Geometric Mean Titer of VZV Antibodies

The geometric mean titer (GMT) of VZV antibodies after vaccination 1 was assessed. Antibody titers were measured with gpELISA.

Secondary Outcome Measures

Percentage of Participants With Fever (≥102.2 °F Oral Equivalent)

The percentage of participants with fever ≥102.2 °F oral equivalent for Day 1 through Day 42 after vaccination 1 and Day 1 through Day 42 after vaccination 2 was reported.

Percentage of Participants With Systemic Measles-like, Rubella-like, Varicella-like, Zoster-like Rash, and Mumps-like Symptoms After Vaccination 1 (Incidence > 0%)

The percentage of participants with measles-like, rubella-like, varicella-like, zoster-like rash, and mumps-like symptoms after vaccination 1 was assessed. A specific adverse event was reported only if its incidence was >0% in one or more vaccination groups after rounding.

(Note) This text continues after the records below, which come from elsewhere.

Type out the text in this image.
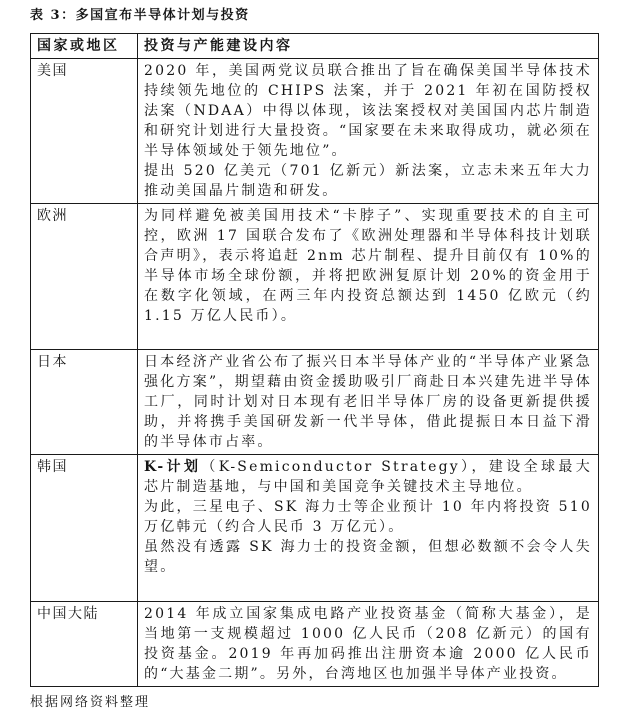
表 3：多国宣布半导体计划与投资
国家或地区	投资与产能建设内容
美国	2020 年，美国两党议员联合推出了旨在确保美国半导体技术持续领先地位的 CHIPS 法案，并于 2021 年初在国防授权法案（NDAA）中得以体现，该法案授权对美国国内芯片制造和研究计划进行大量投资。“国家要在未来取得成功，就必须在半导体领域处于领先地位”。

提出 520 亿美元（701 亿新元）新法案，立志未来五年大力推动美国晶片制造和研发。

欧洲	为同样避免被美国用技术“卡脖子”、实现重要技术的自主可控，欧洲 17 国联合发布了《欧洲处理器和半导体科技计划联合声明》，表示将追赶 2nm 芯片制程、提升目前仅有 10%的半导体市场全球份额，并将把欧洲复原计划 20%的资金用于在数字化领域，在两三年内投资总额达到 1450 亿欧元（约 1.15 万亿人民币）。

日本	日本经济产业省公布了振兴日本半导体产业的“半导体产业紧急强化方案”，期望藉由资金援助吸引厂商赴日本兴建先进半导体工厂，同时计划对日本现有老旧半导体厂房的设备更新提供援助，并将携手美国研发新一代半导体，借此提振日本日益下滑的半导体市占率。

韩国	K-计划（K-Semiconductor Strategy），建设全球最大芯片制造基地，与中国和美国竞争关键技术主导地位。

为此，三星电子、SK 海力士等企业预计 10 年内将投资 510 万亿韩元（约合人民币 3 万亿元）。

虽然没有透露 SK 海力士的投资金额，但想必数额不会令人失望。

中国大陆	2014 年成立国家集成电路产业投资基金（简称大基金），是当地第一支规模超过 1000 亿人民币（208 亿新元）的国有投资基金。2019 年再加码推出注册资本逾 2000 亿人民币的“大基金二期”。另外，台湾地区也加强半导体产业投资。

根据网络资料整理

Percentage of Participants With Systemic Measles-like, Rubella-like, Varicella-like, Zoster-like Rash, and Mumps-like Symptoms After Vaccination 2 (Incidence > 0%)

The percentage of participants with measles-like, rubella-like, varicella-like, zoster-like rash, and mumps-like symptoms after vaccination 2 was assessed. A specific adverse event was reported only if its incidence was >0% in one or more vaccination groups after rounding.

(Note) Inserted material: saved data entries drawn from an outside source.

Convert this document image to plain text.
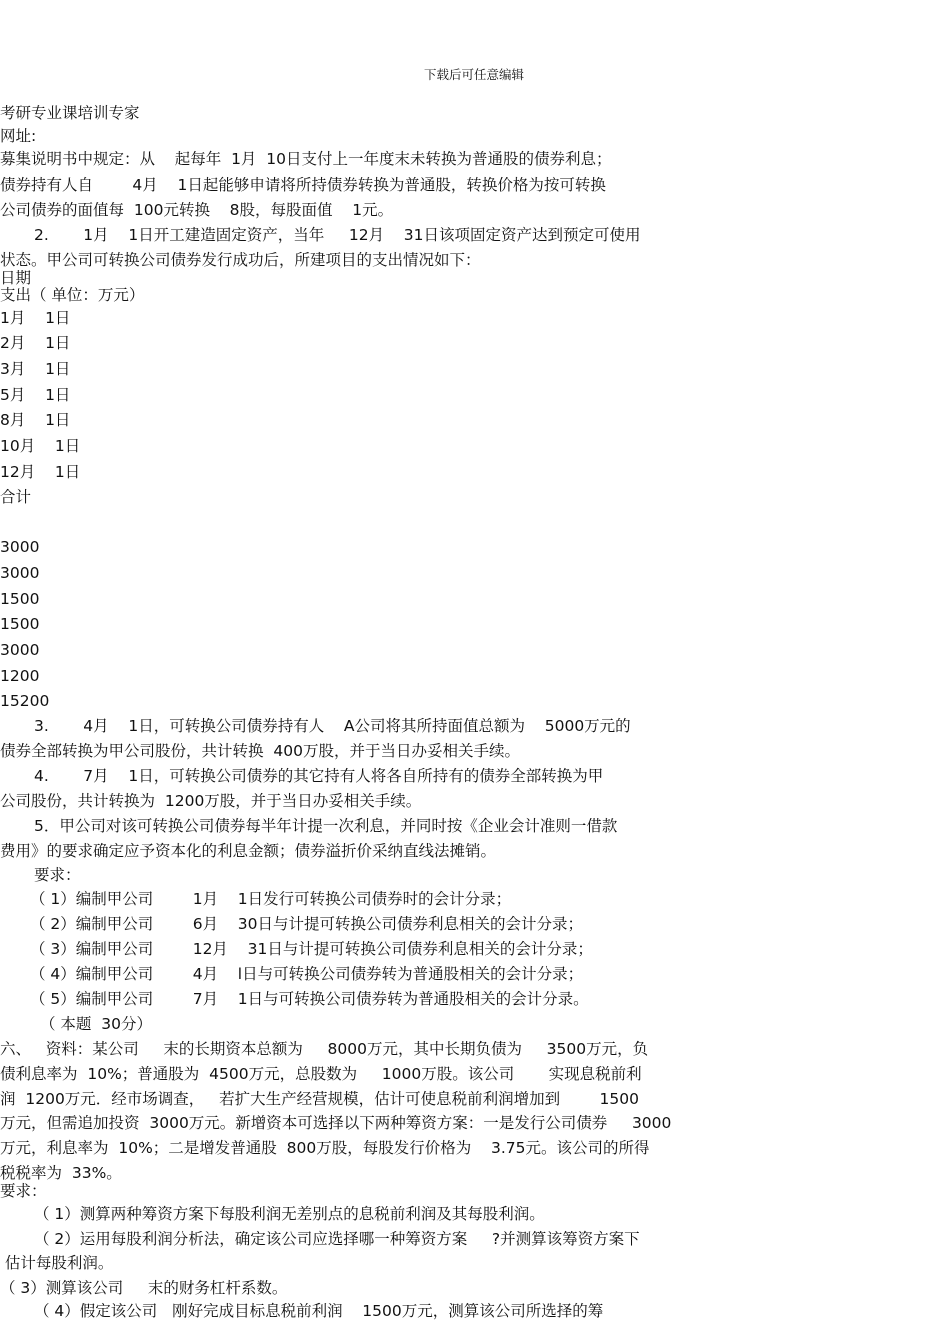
下载后可任意编辑
考研专业课培训专家
网址:
募集说明书中规定：从    起每年  1月  10日支付上一年度末未转换为普通股的债券利息；
债券持有人自        4月    1日起能够申请将所持债券转换为普通股，转换价格为按可转换
公司债券的面值每  100元转换    8股，每股面值    1元。
2.       1月    1日开工建造固定资产，当年     12月    31日该项固定资产达到预定可使用
状态。甲公司可转换公司债券发行成功后，所建项目的支出情况如下：
日期
支出（ 单位：万元）
1月    1日
2月    1日
3月    1日
5月    1日
8月    1日
10月    1日
12月    1日
合计
3000
3000
1500
1500
3000
1200
15200
3.       4月    1日，可转换公司债券持有人    A公司将其所持面值总额为    5000万元的
债券全部转换为甲公司股份，共计转换  400万股，并于当日办妥相关手续。
4.       7月    1日，可转换公司债券的其它持有人将各自所持有的债券全部转换为甲
公司股份，共计转换为  1200万股，并于当日办妥相关手续。
5．甲公司对该可转换公司债券每半年计提一次利息，并同时按《企业会计准则一借款
费用》的要求确定应予资本化的利息金额；债券溢折价采纳直线法摊销。
要求：
（ 1）编制甲公司        1月    1日发行可转换公司债券时的会计分录；
（ 2）编制甲公司        6月    30日与计提可转换公司债券利息相关的会计分录；
（ 3）编制甲公司        12月    31日与计提可转换公司债券利息相关的会计分录；
（ 4）编制甲公司        4月    l日与可转换公司债券转为普通股相关的会计分录；
（ 5）编制甲公司        7月    1日与可转换公司债券转为普通股相关的会计分录。
（ 本题  30分）
六、   资料：某公司     末的长期资本总额为     8000万元，其中长期负债为     3500万元，负
债利息率为  10%；普通股为  4500万元，总股数为     1000万股。该公司       实现息税前利
润  1200万元．经市场调查，   若扩大生产经营规模，估计可使息税前利润增加到        1500
万元，但需追加投资  3000万元。新增资本可选择以下两种筹资方案：一是发行公司债券     3000
万元，利息率为  10%；二是增发普通股  800万股，每股发行价格为    3.75元。该公司的所得
税税率为  33%。
要求：
（ 1）测算两种筹资方案下每股利润无差别点的息税前利润及其每股利润。
（ 2）运用每股利润分析法，确定该公司应选择哪一种筹资方案     ?并测算该筹资方案下
估计每股利润。
（ 3）测算该公司     末的财务杠杆系数。
（ 4）假定该公司   刚好完成目标息税前利润    1500万元，测算该公司所选择的筹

Percentage of Participants With Solicited Injection-site Erythema, Injection-site Swelling, or Injection-site Pain/Tenderness After Vaccination 1

The percentage of participants with solicited (on a Vaccine Report Card) injection-site erythema, injection-site swelling, or injection-site pain/tenderness was assessed.

Percentage of Participants With Solicited Injection-site Erythema, Injection-site Swelling, and Injection-site Pain/Tenderness After Vaccination 2

The percentage of participants with solicited (Vaccine Report Card) injection-site erythema, injection-site swelling, and injection-site pain/tenderness was assessed.

Percentage of Participants With One or More Adverse Events

An adverse event (AE) is any untoward medical occurrence in a participant administered a pharmaceutical product and which does not necessarily have to have a causal relationship with this treatment. An AE can therefore be any unfavorable and unintended sign (including an abnormal laboratory finding, for example), symptom, or disease temporally associated with the use of a medicinal product or protocol - specified procedure, whether or not considered related to the medicinal product or protocol - specified procedure. Any worsening (i.e., any clinically significant adverse change in frequency and/or intensity) of a preexisting condition that is temporally associated with the use of the Sponsor's product, is also an AE. The percentage of participants with one or more adverse events for Day 1 through Day 42 after vaccination 1 and Day 1 through Day 42 after vaccination 2 was reported.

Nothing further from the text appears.